Wien. Die Erwerbstätigkeit von Müttern mit jungen Kindern ist in den vergangenen 15 Jahren deutlich gestiegen. Aus Sicht der Arbeiterkammer (AK) liegt das vor allem an der Einführung der Elternteilzeit im Jahr 2004. Wer Rechtsanspruch darauf hat, findet leichter ins Berufsleben zurück, so AK-Präsidentin Renate Anderl. Trotzdem bleiben viele Frauen in der Teilzeit-Falle, gab sie zu bedenken.

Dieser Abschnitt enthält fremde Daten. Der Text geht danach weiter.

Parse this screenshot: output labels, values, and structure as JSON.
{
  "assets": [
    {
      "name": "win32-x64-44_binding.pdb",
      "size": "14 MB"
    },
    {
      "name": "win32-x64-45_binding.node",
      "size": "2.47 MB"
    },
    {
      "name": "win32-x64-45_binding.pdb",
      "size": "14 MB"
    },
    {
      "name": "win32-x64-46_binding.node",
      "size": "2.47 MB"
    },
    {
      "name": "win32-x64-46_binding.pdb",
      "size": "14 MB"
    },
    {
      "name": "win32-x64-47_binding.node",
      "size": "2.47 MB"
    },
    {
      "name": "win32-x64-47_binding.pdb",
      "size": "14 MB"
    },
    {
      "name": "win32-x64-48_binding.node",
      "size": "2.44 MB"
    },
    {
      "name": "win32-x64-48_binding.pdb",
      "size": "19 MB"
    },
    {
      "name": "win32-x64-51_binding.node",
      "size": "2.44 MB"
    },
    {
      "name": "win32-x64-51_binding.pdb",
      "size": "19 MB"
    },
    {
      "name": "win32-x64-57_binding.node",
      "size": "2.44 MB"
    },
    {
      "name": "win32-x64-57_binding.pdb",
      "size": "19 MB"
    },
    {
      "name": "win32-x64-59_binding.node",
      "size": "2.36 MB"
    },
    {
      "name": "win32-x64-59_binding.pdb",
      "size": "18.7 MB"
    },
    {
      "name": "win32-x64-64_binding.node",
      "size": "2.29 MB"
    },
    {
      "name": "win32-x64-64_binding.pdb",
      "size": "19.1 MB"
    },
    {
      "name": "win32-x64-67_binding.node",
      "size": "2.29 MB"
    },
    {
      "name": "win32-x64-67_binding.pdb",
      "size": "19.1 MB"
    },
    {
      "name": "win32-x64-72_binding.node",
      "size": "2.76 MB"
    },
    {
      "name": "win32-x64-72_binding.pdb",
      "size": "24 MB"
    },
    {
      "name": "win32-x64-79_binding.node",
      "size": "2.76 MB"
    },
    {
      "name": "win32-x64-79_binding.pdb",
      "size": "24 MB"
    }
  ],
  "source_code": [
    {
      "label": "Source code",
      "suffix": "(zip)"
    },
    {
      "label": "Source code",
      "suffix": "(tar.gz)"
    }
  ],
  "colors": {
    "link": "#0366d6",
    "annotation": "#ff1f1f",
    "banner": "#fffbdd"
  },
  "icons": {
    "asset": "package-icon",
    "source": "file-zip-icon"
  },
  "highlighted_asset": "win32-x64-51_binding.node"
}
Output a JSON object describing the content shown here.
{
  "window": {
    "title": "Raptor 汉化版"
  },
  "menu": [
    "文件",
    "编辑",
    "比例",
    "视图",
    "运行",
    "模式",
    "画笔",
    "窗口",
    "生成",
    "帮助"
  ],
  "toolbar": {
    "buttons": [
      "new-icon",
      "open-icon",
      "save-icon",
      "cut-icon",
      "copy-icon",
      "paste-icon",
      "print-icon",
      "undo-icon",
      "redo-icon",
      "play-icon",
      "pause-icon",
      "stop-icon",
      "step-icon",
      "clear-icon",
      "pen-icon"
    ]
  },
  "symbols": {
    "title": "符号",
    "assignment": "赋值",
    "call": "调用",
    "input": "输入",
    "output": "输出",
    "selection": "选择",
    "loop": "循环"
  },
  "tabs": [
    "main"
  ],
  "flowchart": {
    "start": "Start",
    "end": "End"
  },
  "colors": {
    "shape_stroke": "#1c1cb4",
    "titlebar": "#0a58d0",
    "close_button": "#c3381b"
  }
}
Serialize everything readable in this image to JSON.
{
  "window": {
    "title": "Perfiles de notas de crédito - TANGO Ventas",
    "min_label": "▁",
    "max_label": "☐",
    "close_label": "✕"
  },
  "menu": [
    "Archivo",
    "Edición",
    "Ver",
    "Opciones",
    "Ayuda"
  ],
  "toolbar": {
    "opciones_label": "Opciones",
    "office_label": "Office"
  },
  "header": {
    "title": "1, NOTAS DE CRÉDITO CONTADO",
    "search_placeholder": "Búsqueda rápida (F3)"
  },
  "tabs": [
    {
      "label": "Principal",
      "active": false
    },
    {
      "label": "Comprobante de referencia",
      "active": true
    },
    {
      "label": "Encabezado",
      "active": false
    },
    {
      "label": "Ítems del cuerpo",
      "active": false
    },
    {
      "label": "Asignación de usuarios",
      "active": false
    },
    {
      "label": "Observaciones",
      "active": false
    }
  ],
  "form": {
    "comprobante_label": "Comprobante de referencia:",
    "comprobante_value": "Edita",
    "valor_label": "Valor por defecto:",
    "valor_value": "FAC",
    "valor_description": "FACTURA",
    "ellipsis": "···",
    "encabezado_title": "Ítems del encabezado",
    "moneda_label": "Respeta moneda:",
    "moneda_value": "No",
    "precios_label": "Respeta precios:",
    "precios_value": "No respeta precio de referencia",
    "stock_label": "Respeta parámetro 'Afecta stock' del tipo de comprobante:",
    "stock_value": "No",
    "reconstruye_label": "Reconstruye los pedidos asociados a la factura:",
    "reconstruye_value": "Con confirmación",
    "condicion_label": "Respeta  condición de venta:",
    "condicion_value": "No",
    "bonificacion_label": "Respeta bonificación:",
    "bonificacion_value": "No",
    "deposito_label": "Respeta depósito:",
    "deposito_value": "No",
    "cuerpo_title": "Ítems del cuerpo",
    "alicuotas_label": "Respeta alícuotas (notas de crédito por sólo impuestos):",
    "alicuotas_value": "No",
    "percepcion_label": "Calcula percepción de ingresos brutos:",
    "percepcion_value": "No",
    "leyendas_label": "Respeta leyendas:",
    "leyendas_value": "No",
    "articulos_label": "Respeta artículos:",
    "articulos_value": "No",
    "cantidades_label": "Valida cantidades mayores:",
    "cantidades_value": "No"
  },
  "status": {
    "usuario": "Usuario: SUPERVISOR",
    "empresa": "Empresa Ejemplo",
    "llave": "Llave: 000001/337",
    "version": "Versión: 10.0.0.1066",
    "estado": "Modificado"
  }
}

Zwar sind heute deutlich mehr Frauen erwerbstätig, bei der Stundenzahl bleiben sie jedoch im niedrigen Bereich - und zwar dauerhaft und mit deutlichen Auswirkungen auf das Gehalt. Familie und Job unter einen Hut zu bringen, müsse leichter und auch anerkannt werden, forderte Anderl am Mittwoch bei der Präsentation einer gemeinsamen Studie mit dem Forschungsinstitut Forba zu Erwerbstätigkeit und Elternteilzeit. Sie fordert ein Umdenken in Gesellschaft und Unternehmen.

Für die Studie wurden Daten der Statistik Austria Mikrozensus-Arbeitskräfteerhebung von 2005 bis 2017 analysiert. Demnach war 2005 die Hälfte der Frauen, deren jüngstes Kind zwischen zwei und drei Jahren alt war, nicht erwerbstätig, 34 Prozent arbeiteten Teilzeit und 10 Prozent hatten eine Vollzeit-Stelle. 2017 waren nur noch 36 Prozent nicht erwerbstätig, der Teilzeit-Anteil stieg auf 52 Prozent, während der Vollzeit-Anteil auf 7 Prozent zurückging.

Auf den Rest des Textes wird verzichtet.